The BMA, which supported the measure, shot back that the amendment would reduce uncertainty, which in turn would reduce costs. It further contended that efficient securitization is a boon to the economy. “Companies that use securitization have been able to significantly reduce their cost of funds, increase liquidity, and obtain greater and more-diversified access to the capital markets,” wrote BMA executive vice president John Vogt, adding that the amendment would eliminate “an undesirable degree of residual uncertainty…which raises the overall cost and expense of funding securitized assets.”
That argument, scoffs Kettering, is disingenuous, because the industry knowingly took on that risk in the first place. “It is no different than the person who kills his parents and then pleads for mercy on the grounds that he’s an orphan,” he argues. It’s something of a pattern, he adds, for the financial industry to create legally shaky but profitable financial products, and then demand legislative or judicial relief from the legal risks once use of a product is widespread.
At this point, the amendment is off the table — it was stripped from both House and Senate bills, which themselves were later killed. But the amendment was only the latest incarnation of safe-harbor legislation. “I would not be surprised to see it resurrected,” says Kettering. “This is going to be a permanent issue.”
In the absence of such legislation, challenges to true sale in court continue to be likely — even if the goal is simply to extract other concessions. “Bankruptcy is all about negotiating,” says Brozman. “Many times claims are brought simply to gain leverage.” If nothing else, the rapid assembly of DIP financing in the LTV case is proof that these challenges are effective.
Such bargaining strategies put the future of ABS in the hands of judges. “I think courts are anxious to preserve the securitization market and doctrine,” said James Tancredi, an attorney with Hartford-based Day, Berry & Howard, speaking at the BMA panel. “But they are often driven by distress in troubled businesses to test those doctrines.”
The true-sale issue has resurfaced recently — not surprisingly, among the many battles in Enron’s sprawling bankruptcy proceedings. The energy company’s widespread abuse of securitization structures drove almost all of the current accounting changes affecting securitization, but in this case, it also is generating legal challenges reminiscent of LTV. Enron made use of financial asset securitization investment trusts, or FASITs, a rarely used type of securitization conduit whose primary benefit for Enron appears to have been tax avoidance. As with LTV, however, banks have been forced to fight to keep Enron receivables sold to the FASIT out of the bankruptcy estate.

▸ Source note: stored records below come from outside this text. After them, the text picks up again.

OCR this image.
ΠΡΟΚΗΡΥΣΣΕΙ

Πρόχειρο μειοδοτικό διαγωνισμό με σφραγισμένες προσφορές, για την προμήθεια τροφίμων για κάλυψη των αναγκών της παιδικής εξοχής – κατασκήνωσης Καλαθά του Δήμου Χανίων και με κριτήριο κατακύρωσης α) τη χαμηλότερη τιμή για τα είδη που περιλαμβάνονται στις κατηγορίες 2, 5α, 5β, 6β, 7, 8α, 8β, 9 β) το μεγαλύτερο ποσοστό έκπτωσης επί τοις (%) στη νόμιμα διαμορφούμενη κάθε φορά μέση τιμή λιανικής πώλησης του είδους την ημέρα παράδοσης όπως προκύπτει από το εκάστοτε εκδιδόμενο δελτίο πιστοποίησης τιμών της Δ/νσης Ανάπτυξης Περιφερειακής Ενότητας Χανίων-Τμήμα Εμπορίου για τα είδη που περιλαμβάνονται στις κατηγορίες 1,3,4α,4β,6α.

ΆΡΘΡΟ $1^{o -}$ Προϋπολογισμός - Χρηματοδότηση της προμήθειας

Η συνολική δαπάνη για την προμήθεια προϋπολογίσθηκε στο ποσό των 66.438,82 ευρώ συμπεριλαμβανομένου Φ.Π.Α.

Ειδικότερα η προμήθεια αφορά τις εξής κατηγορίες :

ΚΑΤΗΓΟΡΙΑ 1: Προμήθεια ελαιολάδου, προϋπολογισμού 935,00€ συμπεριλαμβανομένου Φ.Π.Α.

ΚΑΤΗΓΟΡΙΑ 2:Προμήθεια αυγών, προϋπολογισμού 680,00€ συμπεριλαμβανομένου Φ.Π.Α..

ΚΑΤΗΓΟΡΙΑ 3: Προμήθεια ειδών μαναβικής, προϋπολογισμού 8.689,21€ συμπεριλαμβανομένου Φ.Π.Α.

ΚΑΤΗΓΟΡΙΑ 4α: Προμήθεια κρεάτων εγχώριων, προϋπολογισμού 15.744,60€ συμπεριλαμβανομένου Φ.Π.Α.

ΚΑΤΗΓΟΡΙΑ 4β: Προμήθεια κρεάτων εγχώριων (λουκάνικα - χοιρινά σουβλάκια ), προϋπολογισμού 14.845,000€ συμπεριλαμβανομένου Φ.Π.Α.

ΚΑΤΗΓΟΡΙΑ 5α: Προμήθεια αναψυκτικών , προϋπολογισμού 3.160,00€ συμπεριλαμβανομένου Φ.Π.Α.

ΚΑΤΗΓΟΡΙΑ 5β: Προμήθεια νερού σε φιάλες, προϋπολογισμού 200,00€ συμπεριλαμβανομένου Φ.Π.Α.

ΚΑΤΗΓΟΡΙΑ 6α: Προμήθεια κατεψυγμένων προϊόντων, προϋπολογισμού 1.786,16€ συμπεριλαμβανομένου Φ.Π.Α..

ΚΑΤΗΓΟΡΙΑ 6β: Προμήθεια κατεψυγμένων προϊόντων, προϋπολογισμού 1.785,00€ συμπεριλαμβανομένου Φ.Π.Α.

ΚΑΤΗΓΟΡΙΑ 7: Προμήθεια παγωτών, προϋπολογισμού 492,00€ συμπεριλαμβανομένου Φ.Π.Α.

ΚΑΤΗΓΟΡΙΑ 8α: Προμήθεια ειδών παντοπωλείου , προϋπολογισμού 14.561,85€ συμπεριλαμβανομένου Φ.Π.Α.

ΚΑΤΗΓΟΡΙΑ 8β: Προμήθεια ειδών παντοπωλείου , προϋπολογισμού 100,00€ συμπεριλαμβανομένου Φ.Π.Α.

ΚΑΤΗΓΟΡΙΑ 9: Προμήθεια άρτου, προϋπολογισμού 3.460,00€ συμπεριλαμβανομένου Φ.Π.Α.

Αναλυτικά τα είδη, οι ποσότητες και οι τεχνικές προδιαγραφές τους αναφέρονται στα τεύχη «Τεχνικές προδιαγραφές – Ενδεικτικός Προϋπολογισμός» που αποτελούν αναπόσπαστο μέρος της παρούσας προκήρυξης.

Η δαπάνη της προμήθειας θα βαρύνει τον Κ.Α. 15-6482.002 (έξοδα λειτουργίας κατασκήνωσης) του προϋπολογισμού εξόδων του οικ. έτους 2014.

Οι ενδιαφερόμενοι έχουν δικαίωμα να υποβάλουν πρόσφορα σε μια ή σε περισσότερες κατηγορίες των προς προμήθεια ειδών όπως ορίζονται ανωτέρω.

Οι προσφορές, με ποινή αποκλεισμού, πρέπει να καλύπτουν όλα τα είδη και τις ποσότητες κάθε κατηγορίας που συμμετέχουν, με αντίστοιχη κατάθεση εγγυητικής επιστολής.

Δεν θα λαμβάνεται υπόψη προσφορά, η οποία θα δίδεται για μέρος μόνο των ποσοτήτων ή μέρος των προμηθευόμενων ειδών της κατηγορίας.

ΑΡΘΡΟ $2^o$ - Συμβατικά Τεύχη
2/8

True sale is not the only potential legal challenge to securitization. Kettering goes so far as to argue that securitization could be challenged under so-called fraudulent conveyance laws. Bankers and structured-finance professionals, not surprisingly, bridle at suggestions of fraud. But, explains Kettering, the legal definition of fraudulent conveyance goes beyond fraud, and includes any transfer of assets intended to hinder or delay creditors’ access to those assets. “And aren’t securitizations designed to do just that?” he asks.